宋灵兰:“反正都不是你的房,你关心干吗?最终把钱给你就是啦!”任新正:“你还是卖我们自己的房对不对?你就是想把萌萌弄走对不对?借着卖房的借口。”宋灵兰不答。任新正:“你这么不喜欢萌萌啊?”宋灵兰:“她和天真不合适。”任新正:“万一她真是你儿媳了,你打算怎么办?”宋灵兰怒了,狠狠一剪刀下去,把豆绿枝剪掉好大一坨。宋灵兰:“怎么办?断绝母子关系呗!眼不见心不烦。”任新正:“至于吗?学会接受。”宋灵兰:“学不会。没法学。肚子外头遇到的我管不了,肚子里头遇到的,我还拿不住?满世界那么多女人,随便谁,不都比萌萌强?”任新正摇头:“你不要失去了太阳,又失去月亮。”宋灵兰警惕地看着任新正:“什么意思?你今晚就要搬去杨小红那了是吧?”任新正笑了:“哟!你还会吃醋?”宋灵兰:“我不吃醋,我是要问她把你前半生我的钱都要回来。”
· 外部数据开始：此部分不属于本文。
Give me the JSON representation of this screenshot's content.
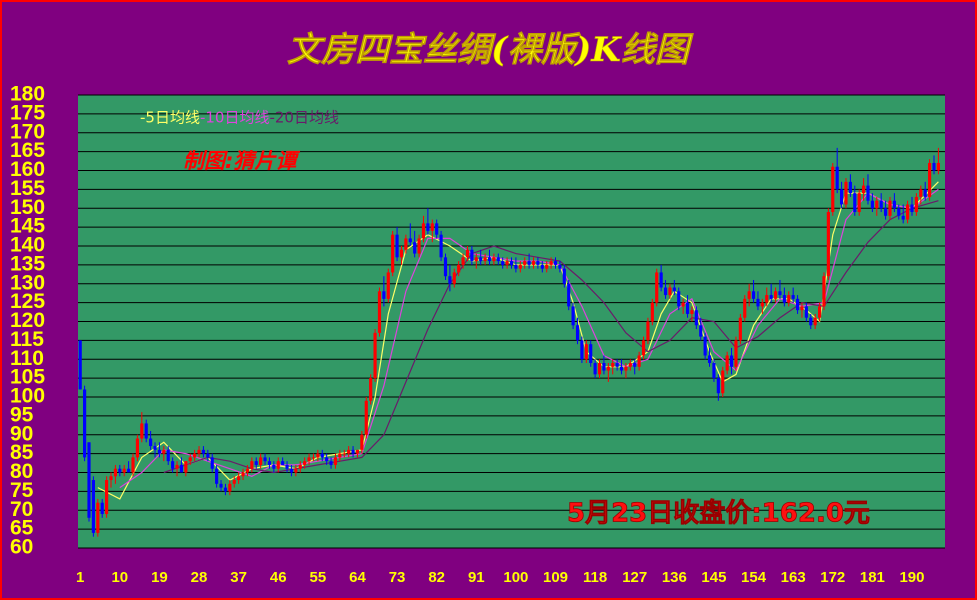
{
  "chart_data": {
    "type": "candlestick",
    "title": "文房四宝丝绸(裸版)K线图",
    "annotations": [
      "制图:猜片谭",
      "5月23日收盘价:162.0元"
    ],
    "ylim": [
      60,
      180
    ],
    "yticks": [
      60,
      65,
      70,
      75,
      80,
      85,
      90,
      95,
      100,
      105,
      110,
      115,
      120,
      125,
      130,
      135,
      140,
      145,
      150,
      155,
      160,
      165,
      170,
      175,
      180
    ],
    "xlim": [
      0.5,
      197.5
    ],
    "xticks": [
      1,
      10,
      19,
      28,
      37,
      46,
      55,
      64,
      73,
      82,
      91,
      100,
      109,
      118,
      127,
      136,
      145,
      154,
      163,
      172,
      181,
      190
    ],
    "grid": true,
    "up_color": "#ff0000",
    "down_color": "#0000ff",
    "x": [
      1,
      2,
      3,
      4,
      5,
      6,
      7,
      8,
      9,
      10,
      11,
      12,
      13,
      14,
      15,
      16,
      17,
      18,
      19,
      20,
      21,
      22,
      23,
      24,
      25,
      26,
      27,
      28,
      29,
      30,
      31,
      32,
      33,
      34,
      35,
      36,
      37,
      38,
      39,
      40,
      41,
      42,
      43,
      44,
      45,
      46,
      47,
      48,
      49,
      50,
      51,
      52,
      53,
      54,
      55,
      56,
      57,
      58,
      59,
      60,
      61,
      62,
      63,
      64,
      65,
      66,
      67,
      68,
      69,
      70,
      71,
      72,
      73,
      74,
      75,
      76,
      77,
      78,
      79,
      80,
      81,
      82,
      83,
      84,
      85,
      86,
      87,
      88,
      89,
      90,
      91,
      92,
      93,
      94,
      95,
      96,
      97,
      98,
      99,
      100,
      101,
      102,
      103,
      104,
      105,
      106,
      107,
      108,
      109,
      110,
      111,
      112,
      113,
      114,
      115,
      116,
      117,
      118,
      119,
      120,
      121,
      122,
      123,
      124,
      125,
      126,
      127,
      128,
      129,
      130,
      131,
      132,
      133,
      134,
      135,
      136,
      137,
      138,
      139,
      140,
      141,
      142,
      143,
      144,
      145,
      146,
      147,
      148,
      149,
      150,
      151,
      152,
      153,
      154,
      155,
      156,
      157,
      158,
      159,
      160,
      161,
      162,
      163,
      164,
      165,
      166,
      167,
      168,
      169,
      170,
      171,
      172,
      173,
      174,
      175,
      176,
      177,
      178,
      179,
      180,
      181,
      182,
      183,
      184,
      185,
      186,
      187,
      188,
      189,
      190,
      191,
      192,
      193,
      194,
      195,
      196
    ],
    "open": [
      115,
      102,
      88,
      78,
      64,
      72,
      69,
      78,
      79,
      81,
      80,
      81,
      80,
      84,
      89,
      93,
      89,
      87,
      86,
      85,
      86,
      83,
      81,
      82,
      80,
      83,
      84,
      85,
      86,
      85,
      84,
      81,
      77,
      76,
      75,
      77,
      78,
      79,
      80,
      81,
      83,
      82,
      84,
      83,
      82,
      81,
      83,
      82,
      81,
      80,
      81,
      82,
      83,
      84,
      84,
      85,
      84,
      83,
      82,
      84,
      85,
      85,
      86,
      85,
      86,
      90,
      99,
      105,
      117,
      128,
      126,
      133,
      143,
      137,
      139,
      142,
      141,
      138,
      142,
      146,
      144,
      146,
      143,
      137,
      132,
      130,
      133,
      135,
      137,
      139,
      136,
      137,
      136,
      137,
      136,
      137,
      136,
      135,
      136,
      135,
      134,
      135,
      136,
      135,
      136,
      135,
      134,
      135,
      136,
      135,
      134,
      130,
      124,
      119,
      115,
      110,
      114,
      109,
      106,
      109,
      107,
      108,
      109,
      108,
      107,
      108,
      109,
      108,
      111,
      115,
      120,
      125,
      133,
      129,
      127,
      129,
      128,
      124,
      125,
      122,
      123,
      119,
      116,
      111,
      109,
      105,
      101,
      107,
      111,
      108,
      115,
      121,
      126,
      128,
      126,
      124,
      125,
      127,
      126,
      128,
      127,
      125,
      127,
      126,
      123,
      124,
      121,
      119,
      121,
      124,
      132,
      149,
      161,
      155,
      151,
      157,
      154,
      149,
      154,
      156,
      152,
      150,
      152,
      150,
      148,
      152,
      150,
      148,
      147,
      151,
      149,
      153,
      155,
      153,
      162,
      160
    ],
    "high": [
      115,
      103,
      88,
      79,
      73,
      73,
      79,
      80,
      82,
      82,
      82,
      83,
      85,
      90,
      96,
      94,
      91,
      88,
      88,
      87,
      87,
      84,
      83,
      84,
      83,
      85,
      86,
      87,
      87,
      86,
      85,
      82,
      78,
      77,
      78,
      79,
      80,
      81,
      82,
      84,
      84,
      85,
      85,
      84,
      83,
      84,
      84,
      83,
      82,
      82,
      83,
      84,
      85,
      85,
      86,
      86,
      85,
      84,
      85,
      86,
      86,
      87,
      87,
      86,
      91,
      100,
      106,
      118,
      129,
      132,
      134,
      144,
      145,
      140,
      143,
      146,
      144,
      143,
      148,
      150,
      147,
      147,
      144,
      138,
      135,
      134,
      136,
      138,
      140,
      140,
      138,
      139,
      138,
      139,
      138,
      138,
      137,
      137,
      137,
      137,
      136,
      137,
      138,
      137,
      137,
      136,
      136,
      137,
      137,
      136,
      135,
      131,
      125,
      121,
      116,
      115,
      115,
      110,
      110,
      111,
      109,
      110,
      110,
      110,
      109,
      110,
      110,
      112,
      116,
      121,
      126,
      134,
      135,
      131,
      130,
      131,
      129,
      126,
      127,
      124,
      124,
      121,
      117,
      113,
      110,
      106,
      108,
      112,
      113,
      116,
      122,
      127,
      130,
      131,
      128,
      126,
      129,
      130,
      129,
      131,
      129,
      128,
      129,
      127,
      125,
      125,
      122,
      122,
      125,
      133,
      150,
      162,
      166,
      157,
      158,
      159,
      156,
      155,
      158,
      159,
      154,
      153,
      154,
      152,
      153,
      154,
      151,
      151,
      152,
      153,
      154,
      156,
      157,
      163,
      164,
      166
    ],
    "low": [
      102,
      83,
      67,
      63,
      63,
      68,
      68,
      76,
      77,
      79,
      79,
      80,
      79,
      83,
      88,
      88,
      86,
      84,
      84,
      83,
      82,
      80,
      79,
      80,
      79,
      82,
      83,
      84,
      84,
      83,
      80,
      76,
      75,
      74,
      74,
      76,
      77,
      78,
      79,
      80,
      81,
      81,
      82,
      81,
      80,
      80,
      82,
      80,
      79,
      79,
      80,
      81,
      82,
      83,
      83,
      83,
      82,
      81,
      81,
      83,
      84,
      84,
      84,
      84,
      85,
      89,
      98,
      104,
      116,
      124,
      125,
      132,
      136,
      135,
      138,
      140,
      137,
      137,
      141,
      143,
      141,
      142,
      136,
      131,
      128,
      129,
      132,
      134,
      136,
      135,
      134,
      135,
      135,
      135,
      135,
      135,
      134,
      134,
      134,
      133,
      133,
      134,
      134,
      134,
      134,
      133,
      133,
      134,
      134,
      133,
      129,
      123,
      118,
      114,
      109,
      109,
      108,
      105,
      105,
      106,
      104,
      106,
      107,
      106,
      105,
      107,
      106,
      107,
      110,
      114,
      119,
      124,
      128,
      126,
      126,
      127,
      123,
      122,
      121,
      120,
      118,
      115,
      110,
      108,
      104,
      99,
      100,
      106,
      106,
      107,
      114,
      120,
      124,
      125,
      123,
      122,
      124,
      125,
      125,
      126,
      124,
      124,
      125,
      122,
      121,
      120,
      118,
      118,
      120,
      123,
      131,
      148,
      154,
      150,
      150,
      153,
      148,
      148,
      152,
      151,
      149,
      148,
      149,
      147,
      147,
      149,
      147,
      146,
      146,
      148,
      148,
      151,
      152,
      152,
      159,
      159
    ],
    "close": [
      102,
      84,
      68,
      64,
      72,
      69,
      78,
      79,
      81,
      80,
      81,
      80,
      84,
      89,
      93,
      89,
      87,
      86,
      85,
      86,
      83,
      81,
      82,
      80,
      83,
      84,
      85,
      86,
      85,
      84,
      81,
      77,
      76,
      75,
      77,
      78,
      79,
      80,
      81,
      83,
      82,
      84,
      83,
      82,
      81,
      83,
      82,
      81,
      80,
      81,
      82,
      83,
      84,
      84,
      85,
      84,
      83,
      82,
      84,
      85,
      85,
      86,
      85,
      86,
      90,
      99,
      105,
      117,
      128,
      126,
      133,
      143,
      137,
      139,
      142,
      141,
      138,
      142,
      146,
      144,
      146,
      143,
      137,
      132,
      130,
      133,
      135,
      137,
      139,
      136,
      137,
      136,
      137,
      136,
      137,
      136,
      135,
      136,
      135,
      134,
      135,
      136,
      135,
      136,
      135,
      134,
      135,
      136,
      135,
      134,
      130,
      124,
      119,
      115,
      110,
      114,
      109,
      106,
      109,
      107,
      108,
      109,
      108,
      107,
      108,
      109,
      108,
      111,
      115,
      120,
      125,
      133,
      129,
      127,
      129,
      128,
      124,
      125,
      122,
      123,
      119,
      116,
      111,
      109,
      105,
      101,
      107,
      111,
      108,
      115,
      121,
      126,
      128,
      126,
      124,
      125,
      127,
      126,
      128,
      127,
      125,
      127,
      126,
      123,
      124,
      121,
      119,
      121,
      124,
      132,
      149,
      161,
      155,
      151,
      157,
      154,
      149,
      154,
      156,
      152,
      150,
      152,
      150,
      148,
      152,
      150,
      148,
      147,
      151,
      149,
      153,
      155,
      153,
      162,
      160,
      162
    ],
    "series": [
      {
        "name": "-5日均线",
        "color": "#ffff66",
        "x": [
          5,
          10,
          15,
          20,
          25,
          30,
          35,
          40,
          45,
          50,
          55,
          60,
          65,
          68,
          71,
          75,
          80,
          85,
          90,
          95,
          100,
          105,
          110,
          113,
          116,
          120,
          125,
          130,
          133,
          136,
          140,
          144,
          147,
          150,
          154,
          158,
          162,
          166,
          169,
          172,
          175,
          180,
          185,
          190,
          196
        ],
        "values": [
          76,
          73,
          84,
          88,
          82,
          84,
          78,
          81,
          82,
          81,
          84,
          85,
          86,
          100,
          122,
          139,
          143,
          140,
          136,
          137,
          135,
          135,
          135,
          125,
          112,
          108,
          108,
          112,
          122,
          128,
          125,
          112,
          104,
          106,
          119,
          126,
          126,
          123,
          120,
          143,
          154,
          154,
          151,
          150,
          157
        ]
      },
      {
        "name": "-10日均线",
        "color": "#dd44dd",
        "x": [
          10,
          15,
          20,
          25,
          30,
          35,
          40,
          45,
          50,
          55,
          60,
          65,
          70,
          75,
          80,
          85,
          90,
          95,
          100,
          105,
          110,
          115,
          120,
          125,
          130,
          135,
          140,
          145,
          150,
          155,
          160,
          165,
          170,
          175,
          180,
          185,
          190,
          196
        ],
        "values": [
          76,
          80,
          86,
          85,
          83,
          81,
          79,
          82,
          82,
          83,
          84,
          85,
          103,
          128,
          142,
          142,
          138,
          137,
          136,
          136,
          135,
          124,
          111,
          108,
          110,
          122,
          126,
          112,
          107,
          119,
          126,
          124,
          125,
          147,
          154,
          151,
          150,
          155
        ]
      },
      {
        "name": "-20日均线",
        "color": "#6a1a6a",
        "x": [
          20,
          25,
          30,
          35,
          40,
          45,
          50,
          55,
          60,
          65,
          70,
          75,
          80,
          85,
          90,
          95,
          100,
          105,
          110,
          115,
          120,
          125,
          130,
          135,
          140,
          145,
          150,
          155,
          160,
          165,
          170,
          175,
          180,
          185,
          190,
          196
        ],
        "values": [
          80,
          82,
          84,
          83,
          81,
          80,
          81,
          82,
          83,
          84,
          90,
          104,
          118,
          130,
          138,
          140,
          138,
          137,
          136,
          131,
          125,
          117,
          112,
          115,
          121,
          120,
          113,
          116,
          121,
          125,
          124,
          133,
          141,
          147,
          150,
          152
        ]
      }
    ]
  }
}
医馆还没开门,彭十堰和安妮扶着白茉莉就已经等在门口。孙头头边开门边问:“你们从西医院来?”安妮:“没有。奶奶昨天坚决不去。不过还是要谢谢彭医生。”任天真请茉莉坐下后问她:“为什么谢彭医生?”安妮:“他昨天一直没离开我们,在我们房间边上开了房,住了一夜,怕奶奶出意外。”任天真邪笑地看着彭十堰,满眼都是戏谑。
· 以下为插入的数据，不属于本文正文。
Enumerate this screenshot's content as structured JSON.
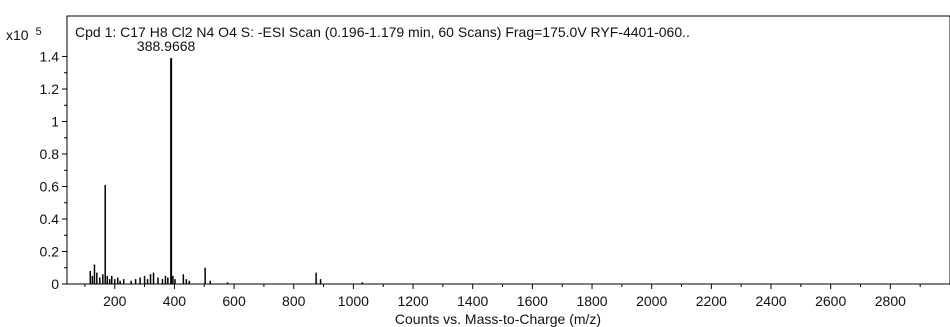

彭十堰冲任天真挥拳头,轻声地:“不要胡思乱想,我是替你爹站岗。我是很尊敬任教授的。”任天真:“今天我没听见茉莉咳嗽啊?”白茉莉笑:“昨天睡前忽然就不咳了。”任新正走进来:“昨晚睡得好吗?”白茉莉:“非常好。其实从吃中药起,我一直睡得很好。”任新正扶着茉莉走到诊室,自己穿上白大褂,往桌边一坐,祝霞已经把任师自己的茶杯端上来了。任新正摸白茉莉的脉。彭十堰站在边上看。任新正问彭十堰:“你要不要来摸一下?”彭十堰笑:“我不懂。”任新正:“多摸就有感受了。嗯,睡眠是不错,脉搏也比过去有力。这个睡觉的觉啊!又通觉察的觉,是多音字。睡得好了,身体的觉知就会回来,哪里有不好,它会自己调整。人有三样事做好了,健康是没问题的。”彭十堰:“哪三件?”任新正:“吃得下,睡得着,拉得出。”彭十堰:“人生病的理由多了去了,何止这三样?那要是病毒感冒,跟这三件有什么关系?”任新正:“就算是sars,一个电梯里关20个人,病人打个喷嚏,那也不是20个人都得,也是八人得,12人不得的概率。为什么有人得有人不得?还是跟你自体免疫有关。自体免疫来自哪里?来自有序。有序了就不会给病毒见缝插针的机会。就好像你的手机,充电就是睡觉,有app就能运转,但还要有内存啊!没有内存,手机也就是砖头。”
彭十堰:“哦!你说的拉得出,就是常常清理内存?”任新正:“这就是我跟你说的,万事万物都是循规蹈矩。找到规矩,自有方圆。合规矩的,自由运转,不合规矩的,淘汰出局。”彭十堰:“哦!怪不得你们老说天地人和。我以为是说人要与天地和谐。”任新正:“你懂得规律了,自然就和了。”彭十堰:“哎任师啊!我很好奇啊!你怎么知道她晚上一点就不咳了呢?”任新正:“书里写的呀!”彭十堰:“哪本书?”任新正:“你都不好好学。头头,你背给他听。”孙头头:“太阴病,欲解时,从亥至丑上。《伤寒论》275条。”彭十堰:“厉害呀你!没看出来!”孙头头:“我不厉害,我是知道任师今天一定会考我,我昨晚查的。”任新正:“那就更厉害了!成我肚子里的蛔虫了!”彭十堰:“这本书,这么神?两千年前的书,到今天都管用?!”任新正笑:“比你们西医厉害吧?你们的抗生素连一百年内都更新好几十代了!”彭十堰:“不可思议!不科学!”任新正:“天地又不是只有科学一把尺。我今天要换方子了。”白茉莉很高兴:“我要好了吗?”任新正:“没那么快。”彭十堰:“中医就是慢郎中。”任新正:“哎,你这样说,我还就不服了。”任新正又把手搭上去,再摸白茉莉的脉。